Extrait de l'œuvre

Une vie de femme mutilée

Éliette, une vieille femme de Savane, en Guadeloupe, évoque les souvenirs de sa vie de femme privée d'enfants par une blessure, reçue lors du cyclone de 1928.

Houle de l'ouragan Omar (2008) à Basse-Terre en Guadeloupe
Houle de l'ouragan Omar (2008) à Basse-Terre en GuadeloupeInformations[1]

Un temps, Éliette avait prié Dieu afin qu'Il donne une raison à son ventre. Elle avait trente-cinq ans, venait d'épouser Renélien, son premier mari. On lui avait conseillé des devineresses pour un enfant échu de prières conjuguées. Toutes promettaient un résultat au bout d'une patience enchaînée de neuvaines et Je Crois en Dieu. Après la mort de Renélien, une Haïtienne lui avait fait comprendre qu'elle était trop vieille pour porter encore l'espérance d'un petit sorti de son corps. La femme disait pourtant la voir clairement avec une enfant...

Une enfant, une fille, jurait l'Haïtienne. Une parente que j'aurais recueillie, une nièce tirée de je ne sais quel chapeau malice... J'ai souri en moi-même. Je lui ai fait savoir que je me connaissais plus de famille, mais qu'il y avait un dieu pour punir les abusants. Elle a dit que personne mettait jamais en doute les morts qui travaillaient pour elle. Elle m'a criée impudente et m'a dit que j'aurais le temps de voir. J'ai payé deux mille francs pour ses visions. Je me suis trouvée couillonnée, désabusée un-deux jours. Et puis, j'ai fini par rire de ma bêtise. Rire seule.

Après, j'ai épousé Hector, mais ça n'a rien donné, j'avais déjà quarante-cinq ans. Alors, j'ai plus cherché à comprendre pourquoi j'étais privée. Je demandais même plus au Bon Dieu la raison des grandes iniquités. J'ai attrapé des cheveux blancs pendant que Savane entrait en agonie, suait du sang, brûlait dans la jalousie et la méchanceté. Et même si j'étais pas en mesure de barrer tous les bruits que font la vie et la mort, je voulais ni voir ni entendre. Seulement qu'on me laisse exister dans la paix de ma case.
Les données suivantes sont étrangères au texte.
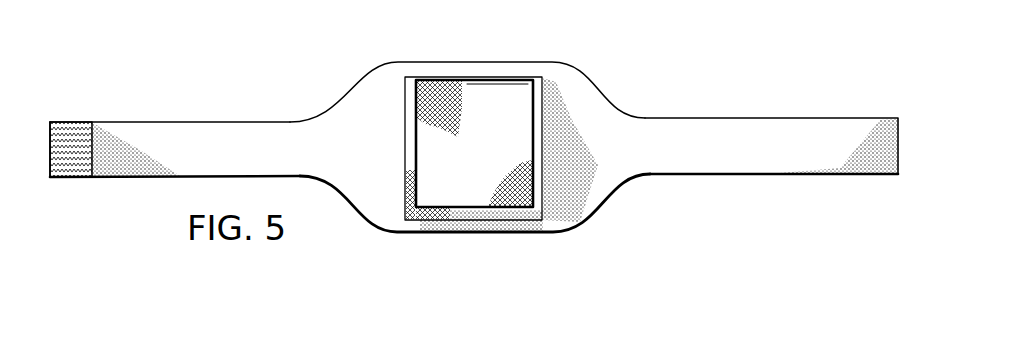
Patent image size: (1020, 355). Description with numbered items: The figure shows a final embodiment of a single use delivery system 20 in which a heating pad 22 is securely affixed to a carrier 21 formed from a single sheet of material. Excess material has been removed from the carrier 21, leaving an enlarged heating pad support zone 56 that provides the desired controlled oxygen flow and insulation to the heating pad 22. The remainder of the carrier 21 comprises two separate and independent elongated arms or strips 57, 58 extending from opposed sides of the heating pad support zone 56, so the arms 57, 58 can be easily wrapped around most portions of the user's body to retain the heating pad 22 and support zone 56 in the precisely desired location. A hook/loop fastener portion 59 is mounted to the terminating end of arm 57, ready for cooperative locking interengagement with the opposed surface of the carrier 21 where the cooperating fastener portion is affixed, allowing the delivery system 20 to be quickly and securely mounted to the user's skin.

The delivery system 20 is at (272, 93).
The carrier 21 is at (704, 133).
The heating pad 22 is at (500, 95).
The heating pad support zone 56 is at (391, 88).
The elongated arm 57 is at (157, 165).
The elongated arm 58 is at (735, 163).
The hook/loop fastener portion 59 is at (72, 132).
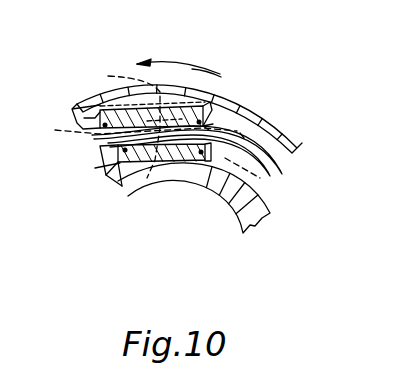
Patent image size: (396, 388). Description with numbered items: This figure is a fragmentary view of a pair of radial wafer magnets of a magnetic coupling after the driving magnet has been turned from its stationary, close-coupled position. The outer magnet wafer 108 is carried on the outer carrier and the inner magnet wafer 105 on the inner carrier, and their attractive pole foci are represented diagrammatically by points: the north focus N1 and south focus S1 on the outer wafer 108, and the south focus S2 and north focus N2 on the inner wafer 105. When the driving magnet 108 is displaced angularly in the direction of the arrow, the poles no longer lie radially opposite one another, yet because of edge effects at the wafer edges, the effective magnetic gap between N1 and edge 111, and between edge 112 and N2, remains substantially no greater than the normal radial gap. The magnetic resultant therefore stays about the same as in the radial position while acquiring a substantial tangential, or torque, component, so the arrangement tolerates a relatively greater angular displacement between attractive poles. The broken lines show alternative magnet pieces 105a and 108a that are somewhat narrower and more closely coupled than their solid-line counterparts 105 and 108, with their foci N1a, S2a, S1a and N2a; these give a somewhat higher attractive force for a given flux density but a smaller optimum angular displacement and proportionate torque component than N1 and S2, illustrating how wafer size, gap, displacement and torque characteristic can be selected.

The north attractive focus of outer magnet wafer N1 is at (77, 104).
The north attractive focus of narrower outer magnet piece N1a is at (119, 122).
The outer magnet wafer 108 is at (212, 96).
The south attractive focus of outer magnet wafer S1 is at (212, 104).
The edge of magnet wafer 112 is at (216, 120).
The south attractive focus of narrower outer magnet piece S1a is at (240, 130).
The narrower outer magnet piece 108a is at (255, 164).
The north attractive focus of narrower inner magnet piece N2a is at (272, 185).
The north attractive focus of inner magnet wafer N2 is at (195, 165).
The south attractive focus of inner magnet wafer S2 is at (100, 170).
The narrower inner magnet piece 105a is at (147, 177).
The inner magnet wafer 105 is at (186, 172).
The edge of magnet wafer 111 is at (100, 149).
The south attractive focus of narrower inner magnet piece S2a is at (129, 123).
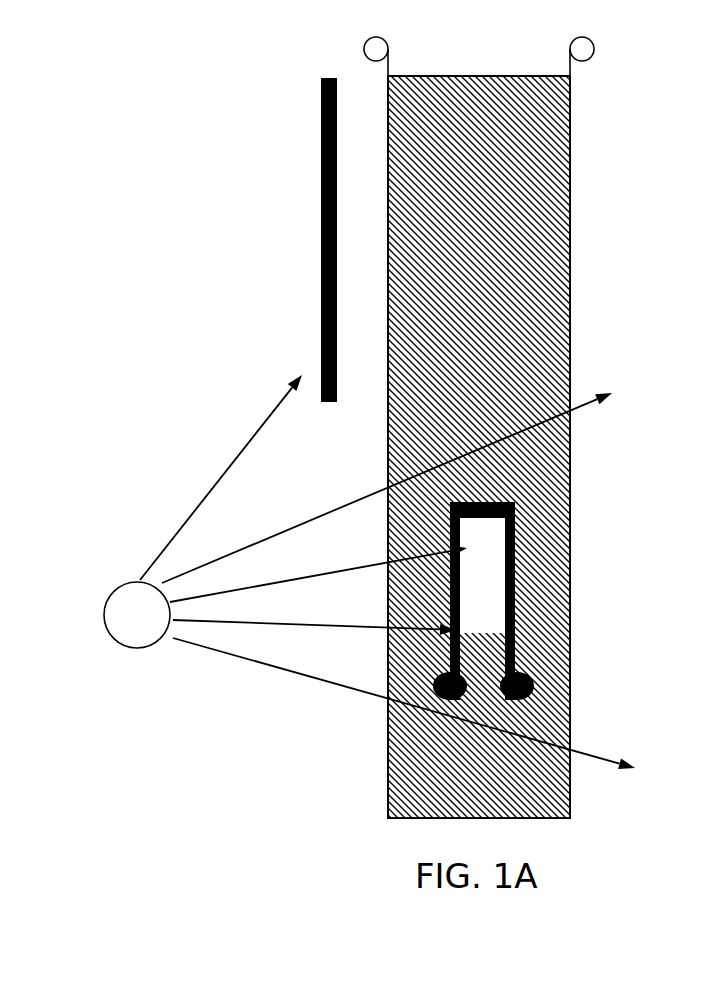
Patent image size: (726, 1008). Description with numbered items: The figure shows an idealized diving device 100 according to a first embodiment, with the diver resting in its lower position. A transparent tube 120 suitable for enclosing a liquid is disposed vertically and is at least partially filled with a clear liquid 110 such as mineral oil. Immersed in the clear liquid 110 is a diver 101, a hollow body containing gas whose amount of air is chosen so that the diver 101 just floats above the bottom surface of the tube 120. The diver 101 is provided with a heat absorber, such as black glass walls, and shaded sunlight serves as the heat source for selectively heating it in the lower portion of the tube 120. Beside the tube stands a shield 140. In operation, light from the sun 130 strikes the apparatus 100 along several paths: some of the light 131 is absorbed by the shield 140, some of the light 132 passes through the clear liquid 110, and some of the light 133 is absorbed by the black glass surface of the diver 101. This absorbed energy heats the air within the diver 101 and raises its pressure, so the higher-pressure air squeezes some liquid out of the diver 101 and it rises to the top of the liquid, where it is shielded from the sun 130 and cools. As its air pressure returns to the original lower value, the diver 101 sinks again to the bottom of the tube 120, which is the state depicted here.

The diving device 100 is at (532, 439).
The diver 101 is at (507, 583).
The clear liquid 110 is at (479, 447).
The transparent tube 120 is at (571, 225).
The sun 130 is at (157, 627).
The light 131 is at (221, 477).
The light 132 is at (412, 488).
The light 133 is at (402, 658).
The shield 140 is at (305, 237).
Avant ce dimanche, je serrais en mon âme un lot de peurs, visions éparses, mémoire bancale. Toujours la voix de ma manman s'élevait pour couvrir d'autres sons qui perçaient fond en moi. Elle racontait comment, pour mes huit ans, le Cyclone de 1928 avait démembré la Guadeloupe, m'avait jeté cette poutre au beau mitan du ventre.

Gisèle Pineau, "L'Espérance-macadam", Éditions Stock, 1995, p.8-9.